Note the XT, XN, and XR tags at the end of each line. The value of these tags (the value after the : ) is set by sam2lca to be respectively, the taxonomy IDs, the taxon name, and the taxon rank attributed to each sequencing read by the LCA algorithm.

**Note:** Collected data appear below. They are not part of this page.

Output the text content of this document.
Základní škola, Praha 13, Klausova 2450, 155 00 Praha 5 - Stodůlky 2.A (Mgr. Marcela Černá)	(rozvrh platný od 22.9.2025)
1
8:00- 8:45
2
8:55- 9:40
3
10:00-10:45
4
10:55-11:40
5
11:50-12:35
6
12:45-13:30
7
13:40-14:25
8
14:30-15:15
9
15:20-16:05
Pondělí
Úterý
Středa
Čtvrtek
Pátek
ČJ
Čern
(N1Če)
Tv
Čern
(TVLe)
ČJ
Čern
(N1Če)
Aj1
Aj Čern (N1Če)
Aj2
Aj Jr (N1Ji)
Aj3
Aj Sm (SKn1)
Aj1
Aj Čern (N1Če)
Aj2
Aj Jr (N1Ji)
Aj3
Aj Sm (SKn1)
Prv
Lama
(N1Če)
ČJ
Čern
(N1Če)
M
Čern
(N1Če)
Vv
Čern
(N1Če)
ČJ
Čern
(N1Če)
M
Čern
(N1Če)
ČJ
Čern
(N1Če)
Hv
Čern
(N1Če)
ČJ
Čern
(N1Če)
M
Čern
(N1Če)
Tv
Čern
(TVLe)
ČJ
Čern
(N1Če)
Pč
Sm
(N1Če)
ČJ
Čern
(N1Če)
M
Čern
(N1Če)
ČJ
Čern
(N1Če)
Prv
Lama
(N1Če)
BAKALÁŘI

To filter for these tags, we can make use of the filter expressions included in samtools view. For example, to obtain all reads assigned to the taxonomic level class, we can use samtools view -e '[XR] == "class"' metagenome.cleaned.sorted.sam2lca.bam or samtools view --tag XR:class metagenome.cleaned.sorted.sam2lca.bam.

Also note that for the first 5 reads (oneKP_189, oneKP_95, oneKP_76, oneKP_189), sam2lca classified them as “unclassified sequences” because they didn’t pass the sequence identity threshold of 90%. Only the reads oneKP_144 aligned to 6406_Cannabis_sativa has an identity high enough to be classified by sam2lca.